Annika stopped for a moment. ‘Before the Beasts,’ she repeated, making notes.
The line fell silent again.
‘Hello?’ Annika said
A deep sigh confirmed that the man was still there.
‘The girls are here,’ he said, his mouth close to the phone. ‘I can’t talk about this now.’
Annika thought quickly for a couple of seconds.
‘I’m coming up to Luleå on some other business tomorrow,’ she said. ‘Could I visit you at home so we can talk undisturbed?’
‘Margit’s dead,’ the man said, the sounds coming out broken and distorted. ‘There’s nothing for her to be afraid of any more. But I shan’t let her down, ever. You need to understand that.’
Annika kept making notes even though she didn’t understand him.
‘I just want to understand the context,’ she said. ‘I’m not going to hang Margit or anyone else out to dry.’
The man sighed again and thought for a moment.
‘Come at lunchtime. The girls have an appointment with the police, so we can be alone then.’
He gave her the address and directions, and told her to come around twelve o’clock.

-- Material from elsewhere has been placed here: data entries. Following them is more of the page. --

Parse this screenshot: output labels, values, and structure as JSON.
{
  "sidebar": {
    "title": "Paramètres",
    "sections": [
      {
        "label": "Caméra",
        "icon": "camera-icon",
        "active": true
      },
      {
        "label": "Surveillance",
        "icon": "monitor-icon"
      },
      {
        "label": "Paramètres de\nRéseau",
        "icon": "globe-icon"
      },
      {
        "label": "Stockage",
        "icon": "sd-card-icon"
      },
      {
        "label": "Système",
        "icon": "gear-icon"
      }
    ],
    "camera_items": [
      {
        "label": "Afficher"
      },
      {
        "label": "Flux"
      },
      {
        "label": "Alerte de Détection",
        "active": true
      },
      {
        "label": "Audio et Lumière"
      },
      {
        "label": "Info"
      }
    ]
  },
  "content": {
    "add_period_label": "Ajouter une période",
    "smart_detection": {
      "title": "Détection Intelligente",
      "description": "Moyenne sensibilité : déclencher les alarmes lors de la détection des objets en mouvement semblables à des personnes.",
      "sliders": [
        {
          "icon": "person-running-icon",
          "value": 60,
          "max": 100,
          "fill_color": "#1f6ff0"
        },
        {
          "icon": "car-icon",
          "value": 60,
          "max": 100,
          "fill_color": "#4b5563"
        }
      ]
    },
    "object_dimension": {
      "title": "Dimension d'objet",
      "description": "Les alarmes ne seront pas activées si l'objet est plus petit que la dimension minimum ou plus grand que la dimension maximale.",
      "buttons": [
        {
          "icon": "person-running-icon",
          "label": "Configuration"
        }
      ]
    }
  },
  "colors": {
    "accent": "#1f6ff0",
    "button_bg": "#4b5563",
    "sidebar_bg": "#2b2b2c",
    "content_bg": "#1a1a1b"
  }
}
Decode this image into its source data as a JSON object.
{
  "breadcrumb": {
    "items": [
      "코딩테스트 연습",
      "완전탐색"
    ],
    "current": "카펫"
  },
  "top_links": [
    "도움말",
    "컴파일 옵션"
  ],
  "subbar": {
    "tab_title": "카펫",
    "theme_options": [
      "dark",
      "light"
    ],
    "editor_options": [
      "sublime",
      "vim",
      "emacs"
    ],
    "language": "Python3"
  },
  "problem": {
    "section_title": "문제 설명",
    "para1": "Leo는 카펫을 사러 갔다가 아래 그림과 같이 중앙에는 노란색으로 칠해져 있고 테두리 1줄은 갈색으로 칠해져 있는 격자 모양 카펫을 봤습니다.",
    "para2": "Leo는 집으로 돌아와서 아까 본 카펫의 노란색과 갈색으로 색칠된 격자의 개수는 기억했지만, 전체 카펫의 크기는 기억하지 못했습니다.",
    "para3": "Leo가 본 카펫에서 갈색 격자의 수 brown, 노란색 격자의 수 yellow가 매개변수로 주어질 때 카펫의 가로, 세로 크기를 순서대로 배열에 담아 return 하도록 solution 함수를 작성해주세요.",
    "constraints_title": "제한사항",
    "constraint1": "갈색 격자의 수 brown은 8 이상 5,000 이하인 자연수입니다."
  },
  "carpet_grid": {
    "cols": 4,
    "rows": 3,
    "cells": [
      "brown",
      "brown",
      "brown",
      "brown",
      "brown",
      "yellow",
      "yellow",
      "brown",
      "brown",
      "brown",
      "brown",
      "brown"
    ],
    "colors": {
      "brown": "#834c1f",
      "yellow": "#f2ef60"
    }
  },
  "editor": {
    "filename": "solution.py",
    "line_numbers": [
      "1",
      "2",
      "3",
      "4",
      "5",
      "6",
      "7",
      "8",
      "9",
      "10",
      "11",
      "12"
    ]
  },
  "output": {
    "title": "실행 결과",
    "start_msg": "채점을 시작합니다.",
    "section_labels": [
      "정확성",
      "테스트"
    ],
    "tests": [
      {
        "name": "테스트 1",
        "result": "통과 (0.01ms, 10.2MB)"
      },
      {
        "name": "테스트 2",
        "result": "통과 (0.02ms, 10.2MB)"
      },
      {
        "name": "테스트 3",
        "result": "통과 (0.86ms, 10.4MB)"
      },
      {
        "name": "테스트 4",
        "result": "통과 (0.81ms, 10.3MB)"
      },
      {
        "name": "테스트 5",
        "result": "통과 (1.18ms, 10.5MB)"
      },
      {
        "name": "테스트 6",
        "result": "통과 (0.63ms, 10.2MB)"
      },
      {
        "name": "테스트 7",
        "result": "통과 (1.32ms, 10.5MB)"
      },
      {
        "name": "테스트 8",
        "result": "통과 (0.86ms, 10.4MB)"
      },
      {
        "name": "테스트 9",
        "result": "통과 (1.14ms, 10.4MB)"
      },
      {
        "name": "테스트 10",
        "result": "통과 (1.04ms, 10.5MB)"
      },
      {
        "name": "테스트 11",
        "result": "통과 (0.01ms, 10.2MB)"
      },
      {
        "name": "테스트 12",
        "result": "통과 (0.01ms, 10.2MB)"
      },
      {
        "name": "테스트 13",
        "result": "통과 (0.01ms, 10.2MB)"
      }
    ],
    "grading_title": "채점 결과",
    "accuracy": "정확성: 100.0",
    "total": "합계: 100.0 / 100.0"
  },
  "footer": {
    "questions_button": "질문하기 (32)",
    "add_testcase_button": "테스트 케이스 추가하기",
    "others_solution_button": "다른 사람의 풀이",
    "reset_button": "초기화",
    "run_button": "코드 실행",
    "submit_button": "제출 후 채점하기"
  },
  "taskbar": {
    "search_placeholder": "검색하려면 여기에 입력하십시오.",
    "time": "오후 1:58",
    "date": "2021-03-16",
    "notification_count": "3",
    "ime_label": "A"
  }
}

Afterwards she let the receiver sit in its cradle for a long minute. The angels were quiet, but there was a sharp buzzing sound in her left ear. The shadows in the room were long and irregular, jumping jerkily over the walls as vehicles passed and the streetlamp swayed.
She had to find the right way of explaining this to her editors.
She phoned reception and she was in luck, Jansson was on duty.
‘How the hell are you?’ he asked, blowing smoke into the phone.
‘I’m on to something,’ she said. ‘A real human-interest story, a poor man in a nice suburb outside Piteå whose wife has been murdered and the whole town thinks he did it.’
‘But . . . ?’ Jansson didn’t sound particularly interested.
‘Definitely didn’t do it,’ Annika said. ‘He was at work sixty kilometres away from the scene of the crime, with three colleagues, at the time of the murder. And the police think they know who was responsible, but that hasn’t made any difference for this man. His neighbours saw him being taken away in a police car early in the morning and they all think they know what happened. The local papers wrote that he was taken in for questioning, but was released due to lack of evidence. He’ll be known there as the man who killed his wife until the day he dies.’